Place publique soutient l’initiative d’un pacte social de la conversion écologique et propose quatre préalables

Place publique soutient l’initiative de Laurent Berger et propose quatre préalables pour que le pacte social de la conversion écologique soit à la hauteur des urgences.

Alors que la mobilisation des « gilets jaunes » demeure importante, Place publique soutient l’initiative de Laurent Berger, secrétaire général de la CFDT, qui a appelé le président de la République à réunir les partenaires sociaux et les associations pour construire un « pacte social de la conversion écologique ».

Le mouvement politique Place publique, qui a pris position sur le sujet (« Gilets jaunes et pétro-impasse », 17 novembre 2018), répondra à cet appel en mobilisant les milliers de personnes qui l’ont déjà rejoint, en favorisant la participation des citoyens sur tout le territoire et en dialoguant avec les acteurs sociaux pour formuler des propositions conciliant écologie et justice sociale.

Afin de contribuer dès à présent à dessiner le cadre de ce pacte, Place publique propose quatre préalables pour que celui-ci soit à la hauteur des urgences :

1. Son but doit être de créer les conditions d’un changement de modèle économique et social. Pour respecter l’accord de Paris sur le changement climatique, pour sortir de la « pétro-impasse » de nos systèmes de production, pour lutter contre la disparition du vivant et la paupérisation agricole induites par nos modes de vie, des transformations radicales sont nécessaires. Le « pacte social de la conversion écologique » ne peut se réduire à quelques ajustements de la fiscalité, à des aides ponctuelles au changement des véhicules ni même au seul débat sur la transition énergétique. Le périmètre de la concertation doit inclure l’ensemble du défi que pose la transition écologique de la société française.

2. Le pacte doit ouvrir une nouvelle ère de la protection sociale, celle d’une protection « social-écologique » pour tous nos concitoyens et notamment les plus vulnérables qui subissent en premiers les coûts de la dégradation environnementale et la hausse de la facture énergétique. Cette protection social-écologique doit donner à chacun les moyens de vivre dignement, dans un environnement sain, isolé thermiquement, d’accéder sans discrimination de distance aux services publics et aux commerces de première utilité, de bénéficier des alternatives permettant de réduire la facture de transport et de chauffage. La fracture sociale dont le mouvement des « gilets jaunes » est la manifestation impose de penser une feuille de route systémique et cohérente d’aménagement du territoire, d’investissement public dans les infrastructures et les énergies renouvelables et de refonte des stratégies de mobilité péri-urbaine et rurale.

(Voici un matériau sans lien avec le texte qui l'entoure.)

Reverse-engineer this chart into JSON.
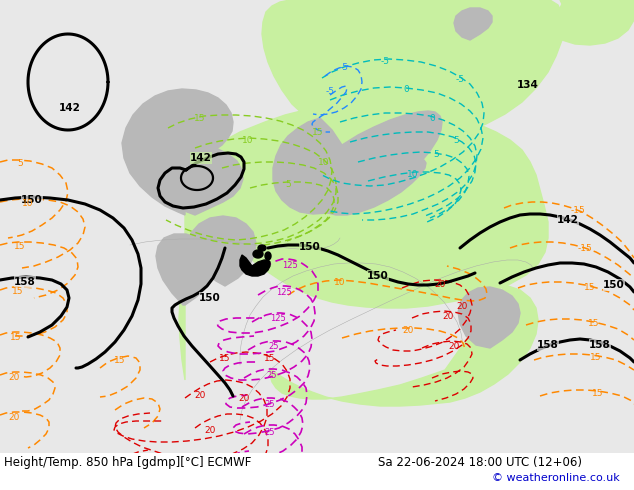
{
  "title_left": "Height/Temp. 850 hPa [gdmp][°C] ECMWF",
  "title_right": "Sa 22-06-2024 18:00 UTC (12+06)",
  "copyright": "© weatheronline.co.uk",
  "copyright_color": "#0000cc",
  "bg_color": "#ffffff",
  "map_bg": "#e8e8e8",
  "green_fill": "#c8f0a0",
  "gray_fill": "#b8b8b8",
  "title_fontsize": 8.5,
  "copyright_fontsize": 8,
  "black_lw": 2.0,
  "thin_lw": 0.9,
  "orange_color": "#ff8800",
  "red_color": "#dd0000",
  "magenta_color": "#cc00bb",
  "cyan_color": "#00bbbb",
  "ygreen_color": "#88cc22",
  "gray_line": "#aaaaaa"
}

Cela dicte au secteur financier un effort sans précédent pour soutenir les investissements nécessaires à ce changement de cap.

3. Un pacte « social-écologique » ne peut se faire sans justice fiscale ni mesures ambitieuses de redistribution. A cet égard, la première année du quinquennat, dont les principaux gagnants ont été les 1 % les plus riches de la population, a été désastreuse. Pour retrouver la confiance des Français des classes moyennes et populaires, la France qui gagne 1 000 € par mois ou moins en ce qui concerne les agriculteurs et qui peine aujourd’hui à assurer ses fins de mois, une politique fiscale juste, transparente et progressive est le socle préalable à toute discussion.

4. La justice fiscale doit valoir notamment pour la fiscalité carbone en mettant tous les acteurs à contribution. Notre économie doit intégrer que le prix environnemental réel du CO2 est bien plus élevé que le prix actuel des carburants, néanmoins une répartition juste de cet effort, qui pèse aujourd’hui davantage sur les Français des classes moyennes et populaires, doit être établie. Pour commencer, les dizaines de milliards d'euros générés par une taxation accrue sur les carburants devraient être entièrement fléchés à la transition énergétique. Rappelons que les émissions de CO2 de la France, cheville ouvrière de l’accord de Paris, ont augmenté de 3% en 2017 ! Ensuite, il serait juste de mettre à contribution les transports aérien et routier de marchandises (tous deux exonérés de taxe carbone) ainsi que les constructeurs automobiles et les producteurs d’énergie fossile.